The data period for the Top Products Survey is MAT 13 October 2012, except for tobacco where data is available only for full calendar months. Tobacco data is therefore MAT 30 September 2012. Nielsen’s Retail Measurement Service provides comprehensive information on actual purchases, market shares, distribution, pricing and promotional activities, and is the fastest and most accurate monitor of consumer sales in Europe. Nielsen services are constantly improved to reflect the retail marketplace, with back data being regularly reprocessed. It offers the UK’s most comprehensive read.

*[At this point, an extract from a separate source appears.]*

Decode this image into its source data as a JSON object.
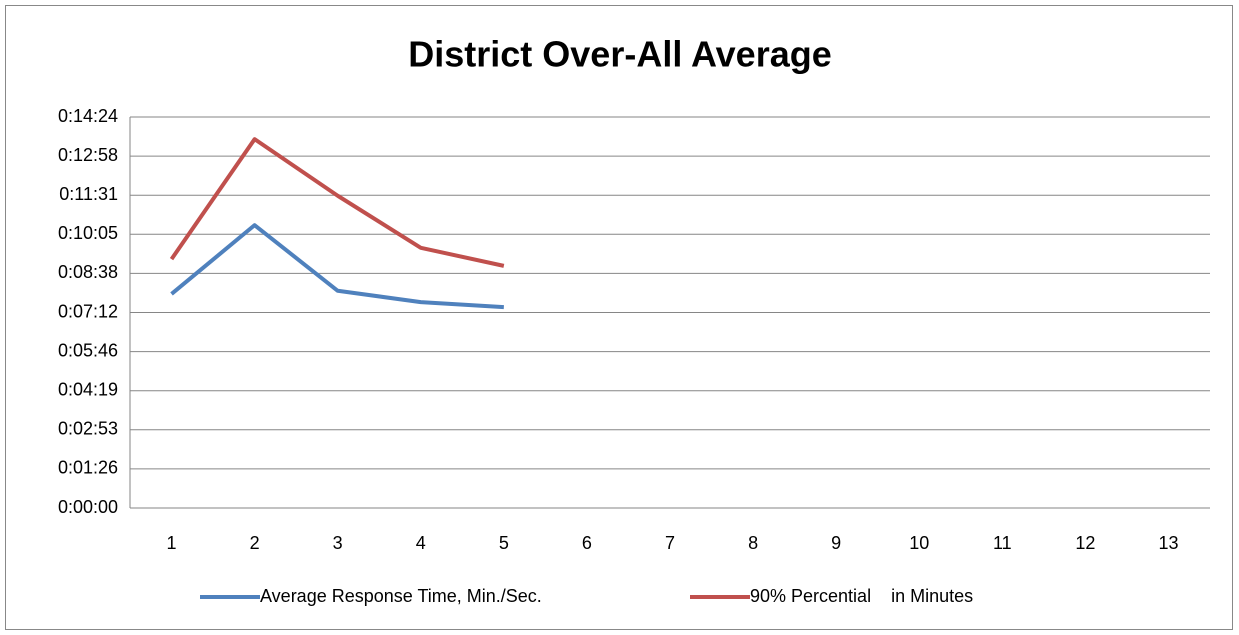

Copyright: The Top Products Survey data was compiled by Nielsen exclusively for The Grocer magazine/ William Reed Business Media. No reproduction of this list or data within, in full or in part, is permitted for commercial use without the prior consent of Nielsen.
Butter & margarine: includes solid oils.
Milk: includes all milk, with branded milk and dairy brands listed in the table.
Frozen pizza: category is split by sectors, including dietary, deep, light meal, restaurant-style, takeaway-style and thin.
Tea & coffee: decaf variants are split out.
Laundry: category split by formats (tablet, gel, powder, liquid and capsule).
Table sauces: includes thick and thin table sauces, including salad dressing.
Frozen fish: due to re-segmentation of database, products are split differently to 2011 and at a level more in line with the other categories.
Soup: snack pots are excluded from soup but included in instant pot snacks.